Baskerville + Watson

Rather than sublating the artwork within social and economic concerns, “Modern Objects” isolated esthetics pure and simple—design, that is, without the designs it has upon us. Organized by R. M. Fischer (who curated its 1983 predecessor), the show included works by eight artists, and three surfboards.

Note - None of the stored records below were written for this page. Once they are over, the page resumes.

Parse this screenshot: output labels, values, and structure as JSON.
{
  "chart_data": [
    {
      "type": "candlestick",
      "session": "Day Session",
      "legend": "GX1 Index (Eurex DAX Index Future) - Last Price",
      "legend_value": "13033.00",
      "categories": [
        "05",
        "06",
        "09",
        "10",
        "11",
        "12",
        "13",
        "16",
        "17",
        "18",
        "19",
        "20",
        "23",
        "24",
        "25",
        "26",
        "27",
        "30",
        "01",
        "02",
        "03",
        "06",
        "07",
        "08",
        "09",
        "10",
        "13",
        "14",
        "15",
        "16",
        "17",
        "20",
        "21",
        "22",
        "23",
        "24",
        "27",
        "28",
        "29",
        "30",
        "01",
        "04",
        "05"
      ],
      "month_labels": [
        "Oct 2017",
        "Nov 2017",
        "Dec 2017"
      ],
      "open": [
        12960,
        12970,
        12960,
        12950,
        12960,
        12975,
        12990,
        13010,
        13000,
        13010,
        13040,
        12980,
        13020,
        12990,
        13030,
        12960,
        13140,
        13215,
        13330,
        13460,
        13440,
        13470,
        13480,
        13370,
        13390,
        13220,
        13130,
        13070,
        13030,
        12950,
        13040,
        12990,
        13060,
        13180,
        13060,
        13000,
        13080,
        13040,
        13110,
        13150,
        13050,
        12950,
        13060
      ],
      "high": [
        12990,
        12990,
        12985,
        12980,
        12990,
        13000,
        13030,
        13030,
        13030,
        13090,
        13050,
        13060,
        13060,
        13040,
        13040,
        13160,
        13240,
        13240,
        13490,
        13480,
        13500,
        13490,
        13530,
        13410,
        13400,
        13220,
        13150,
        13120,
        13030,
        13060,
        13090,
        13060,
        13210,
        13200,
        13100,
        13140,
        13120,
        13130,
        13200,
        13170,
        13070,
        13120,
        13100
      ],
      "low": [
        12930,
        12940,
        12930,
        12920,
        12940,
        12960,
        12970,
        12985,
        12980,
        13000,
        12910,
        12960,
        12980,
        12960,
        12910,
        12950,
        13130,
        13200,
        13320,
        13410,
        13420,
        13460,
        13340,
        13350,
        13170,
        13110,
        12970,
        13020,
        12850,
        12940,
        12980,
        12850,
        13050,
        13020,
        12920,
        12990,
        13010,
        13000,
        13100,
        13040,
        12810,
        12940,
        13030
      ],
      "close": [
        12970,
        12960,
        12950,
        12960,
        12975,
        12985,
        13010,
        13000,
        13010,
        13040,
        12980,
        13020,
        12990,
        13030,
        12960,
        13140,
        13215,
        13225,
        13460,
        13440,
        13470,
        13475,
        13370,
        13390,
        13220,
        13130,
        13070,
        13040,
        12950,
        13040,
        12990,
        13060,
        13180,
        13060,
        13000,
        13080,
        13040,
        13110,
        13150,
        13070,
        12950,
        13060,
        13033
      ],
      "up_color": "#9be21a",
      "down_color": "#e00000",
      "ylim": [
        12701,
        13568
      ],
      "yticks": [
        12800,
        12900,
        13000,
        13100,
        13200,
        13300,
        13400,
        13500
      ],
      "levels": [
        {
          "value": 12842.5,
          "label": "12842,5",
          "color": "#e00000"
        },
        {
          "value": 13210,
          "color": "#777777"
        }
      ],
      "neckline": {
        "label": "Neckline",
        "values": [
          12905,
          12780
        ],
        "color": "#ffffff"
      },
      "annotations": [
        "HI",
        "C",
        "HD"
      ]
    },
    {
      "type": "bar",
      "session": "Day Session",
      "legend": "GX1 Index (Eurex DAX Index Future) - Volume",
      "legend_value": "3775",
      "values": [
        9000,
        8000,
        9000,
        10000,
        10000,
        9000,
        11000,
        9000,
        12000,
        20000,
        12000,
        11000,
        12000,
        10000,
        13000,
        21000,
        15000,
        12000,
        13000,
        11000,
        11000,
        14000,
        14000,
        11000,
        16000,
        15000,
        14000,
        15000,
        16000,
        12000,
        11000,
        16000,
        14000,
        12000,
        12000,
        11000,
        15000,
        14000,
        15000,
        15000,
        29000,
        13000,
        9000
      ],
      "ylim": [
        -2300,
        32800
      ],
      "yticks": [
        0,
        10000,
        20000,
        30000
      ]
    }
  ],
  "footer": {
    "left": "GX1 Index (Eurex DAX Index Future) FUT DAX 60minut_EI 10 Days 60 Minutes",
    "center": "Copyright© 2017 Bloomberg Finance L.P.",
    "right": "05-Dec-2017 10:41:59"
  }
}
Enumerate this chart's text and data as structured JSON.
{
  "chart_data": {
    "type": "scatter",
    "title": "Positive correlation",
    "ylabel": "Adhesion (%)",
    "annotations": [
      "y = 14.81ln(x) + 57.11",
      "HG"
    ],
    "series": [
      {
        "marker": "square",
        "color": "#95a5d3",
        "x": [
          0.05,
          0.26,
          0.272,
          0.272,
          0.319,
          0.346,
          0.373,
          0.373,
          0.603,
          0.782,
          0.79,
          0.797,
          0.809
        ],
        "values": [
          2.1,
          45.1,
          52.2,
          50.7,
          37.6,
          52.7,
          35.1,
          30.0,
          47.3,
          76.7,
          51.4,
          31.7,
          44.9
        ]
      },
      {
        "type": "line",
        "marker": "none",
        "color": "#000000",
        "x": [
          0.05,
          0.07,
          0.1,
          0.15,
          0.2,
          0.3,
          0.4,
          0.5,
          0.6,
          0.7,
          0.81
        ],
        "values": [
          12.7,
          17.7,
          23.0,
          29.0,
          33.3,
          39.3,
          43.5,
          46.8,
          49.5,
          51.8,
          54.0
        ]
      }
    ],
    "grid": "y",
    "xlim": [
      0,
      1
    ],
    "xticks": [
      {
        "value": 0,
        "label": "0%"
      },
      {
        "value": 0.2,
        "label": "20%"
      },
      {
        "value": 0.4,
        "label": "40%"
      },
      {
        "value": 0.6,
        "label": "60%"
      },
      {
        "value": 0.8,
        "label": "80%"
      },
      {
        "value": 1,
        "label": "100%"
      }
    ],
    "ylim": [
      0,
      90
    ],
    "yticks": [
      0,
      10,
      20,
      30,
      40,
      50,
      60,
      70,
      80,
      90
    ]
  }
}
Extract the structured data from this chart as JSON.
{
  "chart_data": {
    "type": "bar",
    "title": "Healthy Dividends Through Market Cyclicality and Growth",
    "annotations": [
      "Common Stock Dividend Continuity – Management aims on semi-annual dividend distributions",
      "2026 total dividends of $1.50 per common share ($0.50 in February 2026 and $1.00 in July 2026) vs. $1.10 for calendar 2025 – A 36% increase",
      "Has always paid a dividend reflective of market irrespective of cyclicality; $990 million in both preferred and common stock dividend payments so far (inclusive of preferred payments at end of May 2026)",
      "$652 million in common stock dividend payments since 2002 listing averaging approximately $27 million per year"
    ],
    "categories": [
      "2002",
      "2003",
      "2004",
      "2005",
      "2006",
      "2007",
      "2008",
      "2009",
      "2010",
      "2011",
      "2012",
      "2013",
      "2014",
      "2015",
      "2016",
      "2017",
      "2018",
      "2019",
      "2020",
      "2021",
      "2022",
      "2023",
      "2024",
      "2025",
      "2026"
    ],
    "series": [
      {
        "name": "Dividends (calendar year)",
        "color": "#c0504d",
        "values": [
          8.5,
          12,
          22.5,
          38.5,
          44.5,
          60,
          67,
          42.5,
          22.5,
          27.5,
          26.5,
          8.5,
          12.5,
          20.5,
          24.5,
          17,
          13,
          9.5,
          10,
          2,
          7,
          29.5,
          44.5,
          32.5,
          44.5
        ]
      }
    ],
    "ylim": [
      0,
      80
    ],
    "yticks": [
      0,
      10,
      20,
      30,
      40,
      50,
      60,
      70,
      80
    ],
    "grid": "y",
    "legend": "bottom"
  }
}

What is a “modern object”? For Jeffrey Deitch, author of the accompanying essay-cum-brochure, it is a nigh-religious icon, an emblem of the boundless optimism and unquenchable aspirations that characterized the Modern period’s ideology of progress. Only now, he suggests, in an age weakened by post-Modernist doubt, can we experience the “spiritual” intimations of its sleek lines and shimmering surfaces, and savor the “state of mind” that they convey Interestingly, this focus parallels Jean Baudrillard’s concept of the nostalgist’s fetishism, which consists in imaginary attachment to the last fragment of “reality” experienced before the onslaught of traumatic events. Deitch’s text dwells heavily on the fantasy embodied in the molded plastic and glass of ’60s California art, just as the curatorial choice accented the visual wizardry of lambent light over streamlined form.

This inherently mystifying thesis succeeded in dehistoricizing the exhibited objects and projecting them into the eternalizing dimension of spirit. “The cubes of Larry Bell or the slabs of John McCracken are as much Zen objects as art objects,” writes Deitch, neatly ignoring the intellectual imperatives of the ’60s. Viewed this way Robert Irwin’s aluminum disc became an homage to the dissolution of matter into air. Neil Jenney’s ironic Atmosphere, 1985, was reduced to the state of a talismanic word. Fischer’s metal-and-marble lamp supposedly shed light on the emergence of a ”neo-Modern aesthetic“ (the phrase, again, is Deitch’s). As for Jeff Koons’ noted basketballs, bizarrely positioned in a fish tank, they just hovered there, symbols of some ”mysterious" evasion of gravity.

The surfboards, of course, stole the show, floating suspended from the ceiling in all their clean contours and curatorially astonishing ratio, mementos of the mindless cheer of the Beach Boys and Annette Funicello. Less likable here was the total absence of women, a throwback to the masculine hegemony of Modernism that turned this “nice summer show” into an ugly sociological fact.